Da questi quadri il Seicento emerge carico di pathos, di passioni, di drammi. Bisogna rammentare che quelli furono anni di accese contrapposizioni, di lotte religiose, di processi: a Roma, Beatrice Cenci fu decapitata nel 1599, nel 1600 Giordano Bruno, il filosofo nolano, fu arso al rogo.
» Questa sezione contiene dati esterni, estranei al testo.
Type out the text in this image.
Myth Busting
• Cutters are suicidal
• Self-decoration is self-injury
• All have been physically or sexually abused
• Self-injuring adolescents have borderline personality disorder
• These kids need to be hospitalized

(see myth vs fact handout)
Tanta violenza e drammaticità esce particolarmente in alcuni soggetti prediletti dai pittori, come per esempio Giuditta e Oloferne. Il Caravaggio rappresentò Giuditta, giovane vedova ebraica, nell'atto di tagliare la gola al generale assiro Oloferne, con il sangue che fiotta fuori, in un quadro che è anche una composizione teatrale straordinaria.
La dipinse Artemisia Gentileschi (Giuditta taglia la testa ad Oloferne, Firenze, Galleria degli Uffizi), assolutamente caravaggesca anche lei, ponendo il generale con lo sguardo drammaticamente rivolto verso lo spettatore. E anche lei è teatrale e potentissima, forse forte anche del fatto che questa eroina della pittura nel quadro mette tutta la sua rabbia, avendo subito uno stupro da parte dell'amico del padre, Agostino Tassi. Dipinsero lo stesso soggetto Carlo Saraceni, (bellissimo il suo Giuditta con la testa di Oloferne ), e anche Giuditta e Oloferne attribuito a Louis Finson di Bruges è talmente caravaggesco da sembrare una copia. Lo stesso discorso si potrebbe fare per il San Gerolamo , quadro celeberrimo di Caravaggio e soggetto ripreso da Jusepe de Ribera, da Nicolas Tournier, da Bartolomeo Cavarozzi.
Ultimo epigono di Caravaggio è il calabrese Mattia Preti, che ci regala a Milano delle sale di autentica suggestione. Egli dipinse con uguale magia osterie, ritrovi, cene e soggetti religiosi. Bellissimo il suo La chiamata di Matteo, straordinaria La Visitazione, perfetta la sua Giuditta . Qui il modello caravaggesco è assimilato, ma distante.
L'interpretazione della cultura caravaggesca in chiave barocca è compiuta.